Meet Rachel Bennett
The therapist, creatrix, and mythic thinker behind Rising Rooted
Hi, I’m Rachel.
I’m a therapist by training, but more than that, I’m a curious human who has always been trying to understand what it means to be alive — in a body, in a family, in a culture, on this planet at this time.
I live, work, and play on unceded Anishinabek territory (also known as Madawaska Valley, Ontario). I feel deeply grateful to be in relationship with this land — its rivers, forests, seasons, and long winters, and for the humans who have cared for it since the land knew humans. I grew up further south on Haudenosaunee land near Lake Erie, and both landscapes have shaped me. Living rurally keeps me close to cycles that feel older than the noise of modern life.
I am a white settler of mixed European descent — mainly British, Celtic, and German — with an Onondaga ancestor in my lineage. I am cisgender and heterosexual. I am able-bodied. I am neurodivergent. I live in remote-rural Canada. I grew up Catholic and began deconstructing that tradition in adolescence, slowly finding my own spiritual voice through eco-spirituality and returning to the land-based belief systems woven through my ancestry.

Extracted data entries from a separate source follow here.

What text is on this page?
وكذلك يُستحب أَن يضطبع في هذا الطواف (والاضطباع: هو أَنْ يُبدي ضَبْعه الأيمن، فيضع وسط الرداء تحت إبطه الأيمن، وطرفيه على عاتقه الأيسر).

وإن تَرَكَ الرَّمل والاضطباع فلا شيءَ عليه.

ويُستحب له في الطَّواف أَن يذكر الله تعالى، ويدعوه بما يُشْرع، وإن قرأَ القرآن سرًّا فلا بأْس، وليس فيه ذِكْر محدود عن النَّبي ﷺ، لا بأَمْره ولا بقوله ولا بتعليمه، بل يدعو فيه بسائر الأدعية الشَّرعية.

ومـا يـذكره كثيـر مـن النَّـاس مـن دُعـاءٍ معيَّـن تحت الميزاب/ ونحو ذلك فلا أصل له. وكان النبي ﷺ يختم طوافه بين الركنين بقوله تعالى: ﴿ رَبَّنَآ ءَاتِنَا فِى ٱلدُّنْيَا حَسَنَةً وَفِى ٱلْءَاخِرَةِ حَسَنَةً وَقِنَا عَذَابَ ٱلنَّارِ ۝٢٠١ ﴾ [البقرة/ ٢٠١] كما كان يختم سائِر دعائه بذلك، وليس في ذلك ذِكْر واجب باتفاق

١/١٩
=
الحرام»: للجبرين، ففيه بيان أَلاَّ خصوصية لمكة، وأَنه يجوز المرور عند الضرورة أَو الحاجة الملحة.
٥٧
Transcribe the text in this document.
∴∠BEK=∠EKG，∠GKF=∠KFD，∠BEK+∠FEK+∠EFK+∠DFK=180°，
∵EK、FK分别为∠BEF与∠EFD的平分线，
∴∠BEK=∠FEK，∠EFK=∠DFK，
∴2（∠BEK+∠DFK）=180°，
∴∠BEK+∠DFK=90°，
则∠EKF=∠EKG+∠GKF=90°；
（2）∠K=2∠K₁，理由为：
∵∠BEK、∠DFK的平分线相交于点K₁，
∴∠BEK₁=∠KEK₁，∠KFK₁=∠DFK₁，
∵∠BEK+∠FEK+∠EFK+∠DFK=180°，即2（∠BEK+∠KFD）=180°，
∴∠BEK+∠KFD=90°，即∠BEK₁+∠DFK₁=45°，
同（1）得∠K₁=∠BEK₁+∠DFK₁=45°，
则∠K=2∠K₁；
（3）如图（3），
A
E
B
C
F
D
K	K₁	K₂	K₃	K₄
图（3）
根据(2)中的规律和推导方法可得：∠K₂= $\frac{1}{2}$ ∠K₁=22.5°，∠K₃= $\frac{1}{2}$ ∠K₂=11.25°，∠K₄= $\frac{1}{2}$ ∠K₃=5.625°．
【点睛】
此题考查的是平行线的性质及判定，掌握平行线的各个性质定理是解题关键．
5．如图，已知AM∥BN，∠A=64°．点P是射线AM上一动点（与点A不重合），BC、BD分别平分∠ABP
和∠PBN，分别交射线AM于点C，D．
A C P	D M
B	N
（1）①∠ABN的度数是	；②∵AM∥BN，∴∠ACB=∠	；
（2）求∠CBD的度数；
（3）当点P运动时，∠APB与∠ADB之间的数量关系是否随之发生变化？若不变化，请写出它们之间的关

I am weird and a little witchy.
I grew up as an only child between two very different households in a high-conflict blended family. I often felt like an outsider looking in — studying the emotional weather, trying to make sense of what makes people hurt and what makes them heal. Now I’m raising my own blended family and doing my imperfect best to interrupt generational patterns rather than repeat them.
That early “outsider” lens never left me. It evolved into a deeply optimistic and caring scientific quest — exploring wellness, nervous systems, attachment, meaning, and soul within the context of modern life. I spend most of my free time reading, thinking, walking in the woods, or exploring the world with my toddler and our dog.



The Evolution of Rising Rooted
Rising Rooted began as a private psychotherapy practice.
I love individual therapy. I believe deeply in its power. But over time, I also began to see its limits.
So much of the mental health crisis we face is not just individual — it is cultural. It is relational. It is systemic. It is born from disconnection: from land, from rhythm, from community, from meaning.
Individual therapy can help us heal inside those conditions. But we must also work to change the conditions themselves, and that is a collective project.
Rising Rooted has grown in response to that realization. It has become a living ecosystem — psychotherapy, creative self-development spaces, group programs, mythic exploration, and community offerings — all rooted in my desire to build spaces where people can connect more deeply with themselves and with each other.
Rising Rooted is my ever-evolving way of applying my talents and passions in service of something larger than myself.
It is my song to the world — imperfect, evolving, and grounded in the belief that healing is not about fixing broken people, but about remembering how to live well together.